Land Use In US North East Changing, So Is Food Production
Climate change could force a change in food production in the 12 states in the U.S. northeastern region, Tufts University researchers say.
With this in mind, the researchers at the university’s Friedman School of Nutrition Science and Policy at Tufts University have evaluated the degree to which the northeast can satisfy the food needs of its residents, a concept known as regional self-reliance.
Their results published in the journal Renewable Agriculture and Food Systems, are based on calculations of regional agricultural land use and production between 2001 and 2010 when more than 100 crop varieties were harvested and livestock production involved all six major species.

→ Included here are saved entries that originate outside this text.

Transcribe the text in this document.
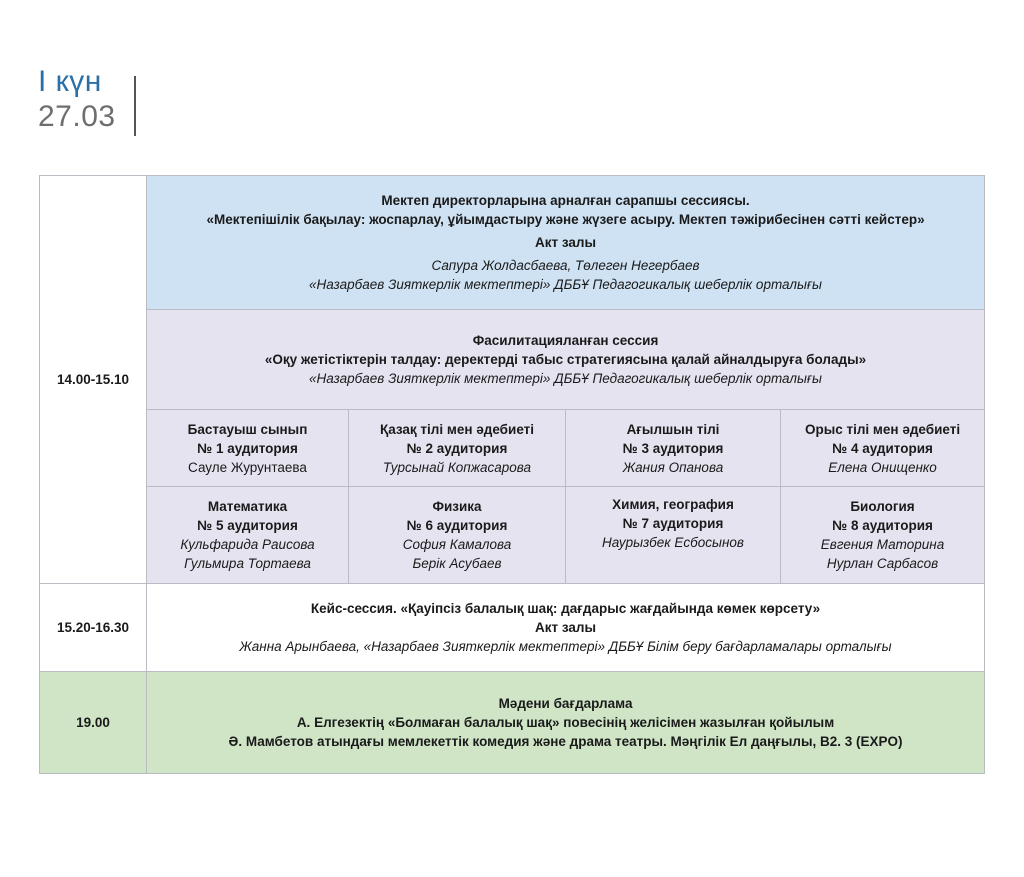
I күн
27.03
14.00-15.10	Мектеп директорларына арналған сарапшы сессиясы.
«Мектепішілік бақылау: жоспарлау, ұйымдастыру және жүзеге асыру. Мектеп тәжірибесінен сәтті кейстер»
Акт залы
Сапура Жолдасбаева, Төлеген Негербаев
«Назарбаев Зияткерлік мектептері» ДББҰ Педагогикалық шеберлік орталығы			

	Фасилитацияланған сессия
«Оқу жетістіктерін талдау: деректерді табыс стратегиясына қалай айналдыруға болады»
«Назарбаев Зияткерлік мектептері» ДББҰ Педагогикалық шеберлік орталығы			

	Бастауыш сынып
№ 1 аудитория
Сауле Журунтаева	Қазақ тілі мен әдебиеті
№ 2 аудитория
Турсынай Копжасарова	Ағылшын тілі
№ 3 аудитория
Жания Опанова	Орыс тілі мен әдебиеті
№ 4 аудитория
Елена Онищенко

	Математика
№ 5 аудитория
Кульфарида Раисова
Гульмира Тортаева	Физика
№ 6 аудитория
София Камалова
Берік Асубаев	Химия, география
№ 7 аудитория
Наурызбек Есбосынов	Биология
№ 8 аудитория
Евгения Маторина
Нурлан Сарбасов

15.20-16.30	Кейс-сессия. «Қауіпсіз балалық шақ: дағдарыс жағдайында көмек көрсету»
Акт залы
Жанна Арынбаева, «Назарбаев Зияткерлік мектептері» ДББҰ Білім беру бағдарламалары орталығы			

19.00	Мәдени бағдарлама
А. Елгезектің «Болмаған балалық шақ» повесінің желісімен жазылған қойылым
Ә. Мамбетов атындағы мемлекеттік комедия және драма театры. Мәңгілік Ел даңғылы, В2. 3 (EXPO)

The research by the Medford, MA-based university identifying potential vulnerabilities of the 12-state region of Connecticut, Delaware, New York, Pennsylvania, Maryland, Maine, Massachusetts, New Hampshire, New Jersey, Rhode Island, Vermont and West Virginia.
Project leader Tim Griffin, associate professor and director of the Agriculture, Food and Environment program at the Friedman School, says food production in the U.S. is concentrated in certain areas, but it is important to explore the ability of all regions to produce food.
“This is certainly the case in the northeast, which has both a high population density and a declining agricultural land base,” Griffin says. “What is the capacity of the northeast region to produce more?”
He says there is substantial diversity in the northeast food system, for crops in particular.
“A different picture emerges when you look at the farmland acreage,” Griffin says. “A small number of crops occupy a large portion of the cropland acreage and almost 40% of that is corn, most of it used for animal feed.
“A small proportion of that acreage produces foods that people eat, such apples and potatoes, although much of it contributes indirectly by supporting livestock production systems.”
Griffin’s team found regional self-reliance to be highest for animal-based products, particularly milk and eggs. The region produces about as much fluid milk as it consumes and about 70% of the amount of eggs consumed. For seafood, the region produces 45% of the amount of shellfish it consumes and 23% of fish. Just under 30% of the amount of chicken consumed in the region is also produced there.
For vegetables, the region produces 26% of the amount of it consumes and for fruit, 18%.
The vegetable crops grown in the largest amount are starchy products such as potatoes and corn. Within the fruit category, the region is most self-reliant for berries, primarily blueberries and cranberries.
Regional self-reliance in the northeast will likely be impacted by two other factors – population growth and dietary choice. The U.S. Department of Commerce predicts there will be an additional two million people living in the Northeast by 2030, an increase of about 3%.
“Regional self-reliance would be impacted if there were to be a shift toward eating more in line with the federal dietary guidelines, which emphasize fruits, vegetables and low-fat dairy products,” Griffin says.
The researchers say agricultural growth in the region will be challenging because of land use patterns. More than half of the region’s total farmland is located in Pennsylvania and New York, with Maryland accounting for about 20%. Another barrier is the limited supply chain infrastructure, which hampers packaging and distribution.
“Our future research will look at the complex interactions between soil suitability, climate, land use, and infrastructure and explore the policy barriers to agricultural expansion and the incentives that can be provided to address them,” Griffin says.
“First, we need to establish a baseline to look at all of the potential changes. If we are to change the types of foods grown on farms, where would that occur and where would there be the most potential for increased production?”